Uma ovelha faz "Méééé"´e F. responde pensando que alguém disse "Hi!". Partilho o quarto com ela (a F., não a ovelha); poupo na renda e ganho na companhia -- é simpática, inteligente, bonita e engraçada. Graças a ela, no entanto, o meu português está cada vez pior. Em compensação, o meu português do Brasil está cada vez melhor. É outra língua. Penso na inevitabilidade que é o disparate do acordo ortográfico. O sotaque e o vocabulário brasileiros são totalitários, entranham-se na gente como cheiro de lenha queimada. Para desintoxicar, hoje pus-me a ouvir Amália e chorei. Estou a reler A Relíquia e rio, sem poder explicar aos outros de quê. Gosto de quando o totalitarismo vem de dentro. Só falo em português do Brasil com a F. porque há o João, o Tom e o Vinícius - e, confesso, o meu amor recente, Caetano).

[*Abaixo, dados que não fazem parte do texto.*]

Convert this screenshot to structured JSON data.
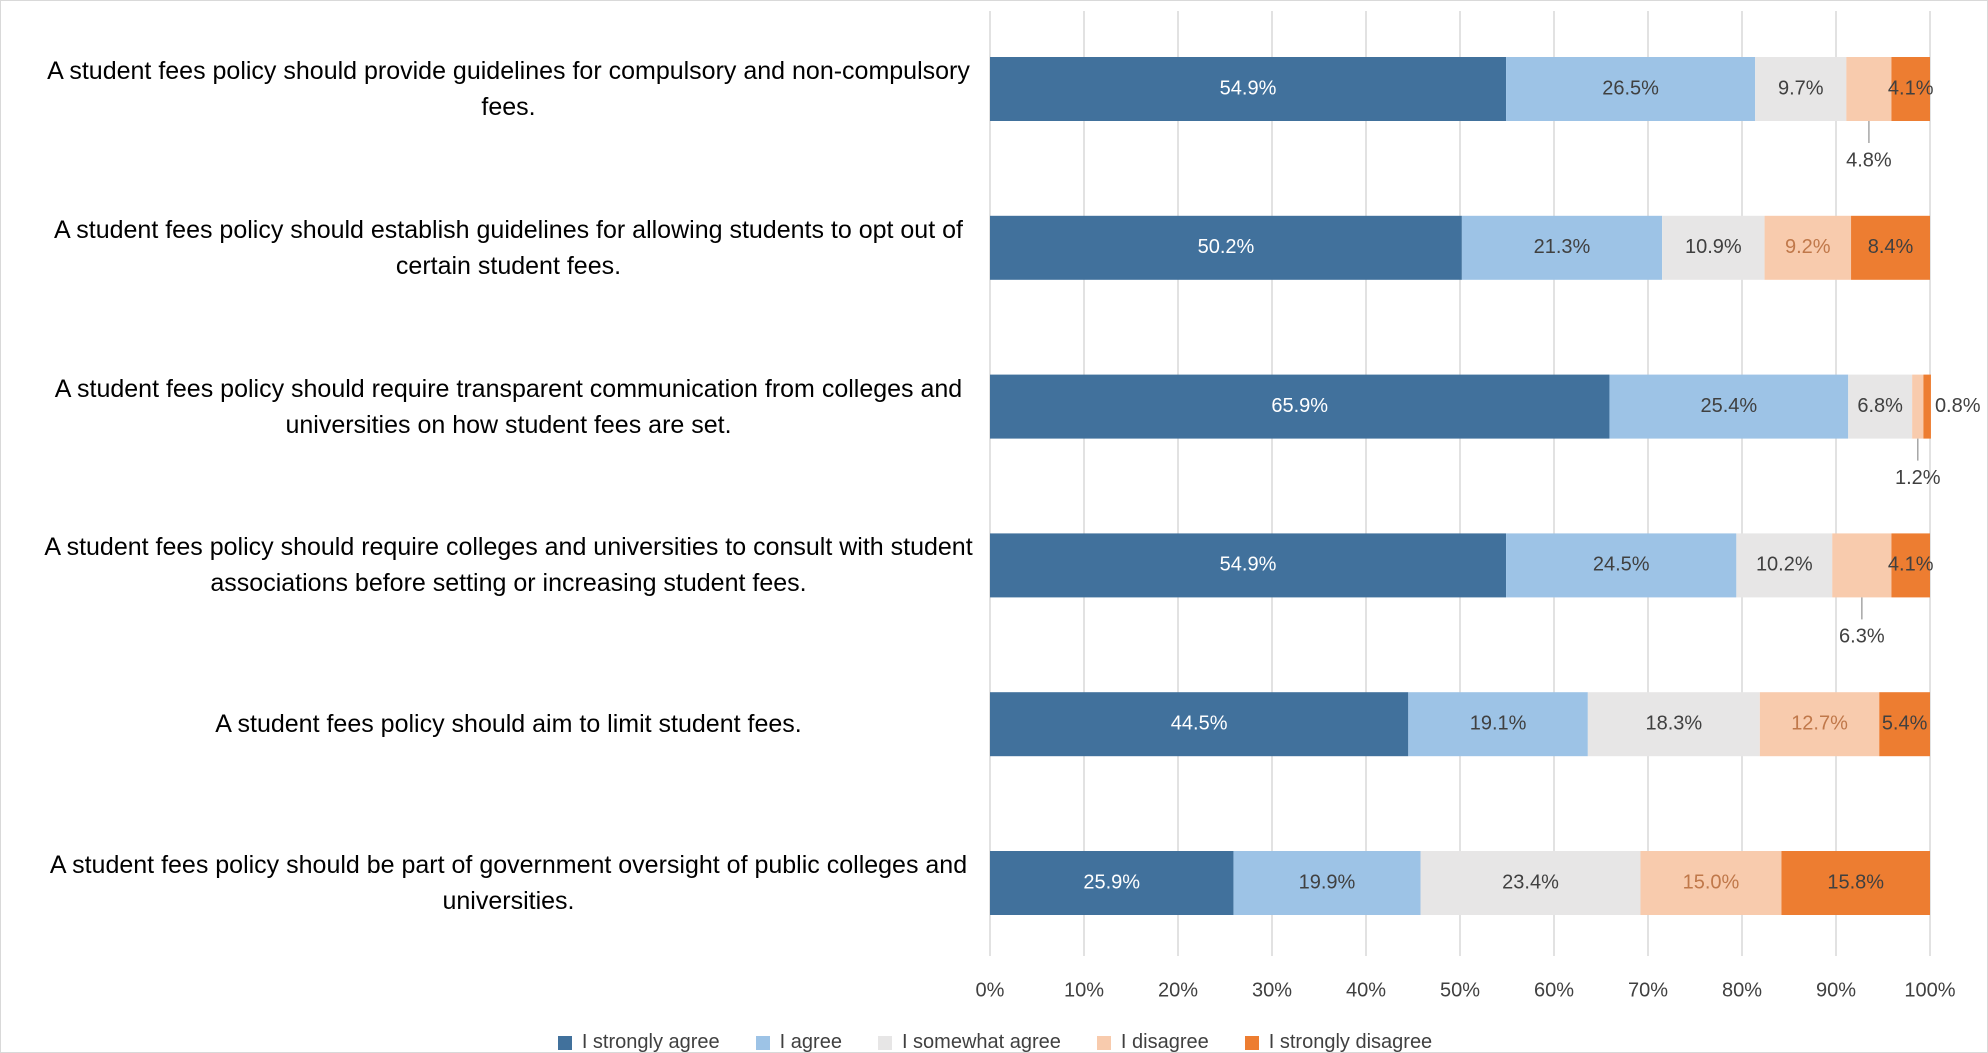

Antígua está perigosíssima. Nunca vi uma concentração de gatinhos por metro quadrado tão grande. Com olhos e cabelos de todas as cores, ingleses, americanos, suecos, alemães, israelitas, australianos e mesmo antiguanos, imediatos, marinheiros, mecânicos, carpinteiros, veraneantes, bons dançarinos... enfim, um desassossego. Manter-se fiel aqui é modalidade olímpica, mas os atletas parecem, Deus me perdoe, não querer lograr o pódio.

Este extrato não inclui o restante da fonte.